Die Frage, ob e-Sport wirklich Sport ist oder nur ein meist jugendlicher Zeitvertreib, der nicht im Entferntesten etwas mit Sport zu tun hat, bleibt weiter ungeklärt. Auch wenn man sich mittlerweile darauf verständig hat, beides nicht ständig miteinander zu vergleichen, sondern dass beides seine Berechtigung hat, schwelt doch weiter der unterschwellige Vorwurf, dass das Daddeln an der Konsole oder am Handy kein bisschen mit den Leistungen von Sportler*innen zu tun hat, die mit Höchstgeschwindigkeit auf einer Tartanbahn sprinten oder 90 Minuten einem Fußball hinterherlaufen. Der Einwurf der e-Sport-Fans, Schach wäre doch auch ein anerkannter Sport, wird meist mit der Bemerkung abgespeist, dass jedes System mal einen Fehler macht, der jetzt leider nicht mehr zu beheben sei.

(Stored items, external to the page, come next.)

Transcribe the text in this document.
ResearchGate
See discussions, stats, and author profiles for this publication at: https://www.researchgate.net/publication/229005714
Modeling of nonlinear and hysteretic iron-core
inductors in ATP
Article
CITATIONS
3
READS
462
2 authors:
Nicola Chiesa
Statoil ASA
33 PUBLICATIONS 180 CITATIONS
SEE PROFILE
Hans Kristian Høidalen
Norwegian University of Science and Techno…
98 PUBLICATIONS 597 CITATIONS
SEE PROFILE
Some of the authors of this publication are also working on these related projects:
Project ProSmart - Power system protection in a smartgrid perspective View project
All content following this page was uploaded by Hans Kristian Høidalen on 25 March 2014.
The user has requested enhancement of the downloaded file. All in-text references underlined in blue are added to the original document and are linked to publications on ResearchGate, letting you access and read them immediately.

Aber vielleicht war man bislang nur zu phantasielos, wenn es darum geht, die beiden Welten miteinander zu vereinen. Heute auf meiner Shoppingtour konnte ich zwei junge Frauen beobachten, die in der Lage waren, in einem Einkaufzentrum ihren Einkauf zu erledigen und dabei unablässig ihr Handy zu bedienen. Äußerlich waren die beiden unschwer als Manga-Fans zu erkennen, was zunächst meine Aufmerksamkeit erregte. Beim zweiten Hinsehen fiel mir erst auf, dass jede der beiden im Laufen mit beiden Händen unablässig ihr Handy bediente. Neugierig geworden heftete ich mich an ihre Fersen um zu sehen, welche Inhalte beide auf dem Handy so spannend fanden. Beide bereiteten gerade auf Instagram einen Post von Bildern vor, die sie wohl erst vor kurzem bei Betreten des Einkaufszentrums von sich gemacht hatten. Sie setzten Filter ein, schnitten das Bild zurecht und fügten Text ein. Zwischenzeitlich wechselte die eine der beiden kurz auf WhatsApp um Nachrichten zu beantworten. Die Andere kaufte, ohne den Blick mehr als 5 Sekunden vom Handy abzuwenden, einen Kopfhörer und streifte dann mit ihrer Freundin weiter durch den Konsumtempel. Ich hatte zunächst noch kurz überlegt, ob ich mir von den beiden ein paar Tipps im Umgang mit Instagram geben lassen soll – ich fremdle immer noch ein wenig mit dieser Anwendung – entschied mich dann aber, die beiden nicht länger zu beobachten und widmete mic}h meinem eigentlichen Vorhaben, dem Kauf eines neuen Handys.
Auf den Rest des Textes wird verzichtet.